On February 10, 2010, United States district court Judge Lewis A. Kaplan ordered the Prosecution to review the record of Ghailani's detention in CIA's network of black sites. According to The New York Times, any materials that showed the decisions “were for a purpose other than national security” had to be turned over to Ghailani's lawyers. It was reported that Kaplan was considering dismissing the charges on the grounds that due to Ghailani's long extrajudicial detention he had been denied the constitutional right to a speedy trial.

On April 23, 2010, a 52-page unclassified summary of Ghailani's 2007 Guantanamo interrogations was published in preparation for his trial.

Benjamin Weiser, writing in The New York Times reported that the summary, published during Ghailani's civilian trial, revealed new details about his life as an Osama bin Laden bodyguard. According to Weiser, the interrogation summary asserted that during the year he was a bodyguard Ghailani met several other individuals who were among those who later became hijackers in the September 11 attacks. Following his work as a bodyguard, the summary asserts Ghailani became a forger, where he became "very good with Photoshop".
Ghailani's trial commenced on October 4, 2010, in the Daniel Patrick Moynihan Federal Court Building in lower Manhattan, in front of U.S. District Court Judge Lewis A. Kaplan. There were no protests or demonstrations during the trial, as observed by Human Rights First.

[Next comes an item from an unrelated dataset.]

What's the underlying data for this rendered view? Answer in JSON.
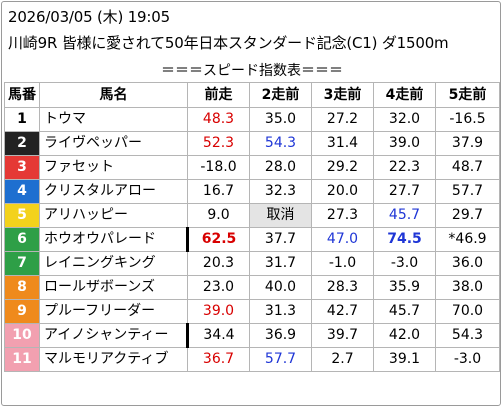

On October 6, 2010, in a short ruling that the judge said he would expand upon later that day, it was determined that a key witness, the Tanzanian Hussein Abebe, who may have issued statements crucial to implicating Ghailani during the time he was under CIA custody, would not be testifying in the trial. Judge Kaplan agreed to delay the start of the trial until the following Tuesday, October 12, 2010, pending a possible appeal of that ruling. On October 11, 2010, the government announced it would not appeal Judge Kaplan's ruling. Steve Zissou, one of Ghailani's lawyers, commented that the government's decision not to appeal was "a significant victory for the Constitution".

On November 17, 2010, Ghailani was convicted of conspiracy, but acquitted of all the other charges. On January 25, 2011, Ghailani was sentenced to life in prison.

On May 10, 2019, Ghailani was transferred from ADX Florence in Colorado, to United States Penitentiary, McCreary, in Kentucky as BOP number 02476-748.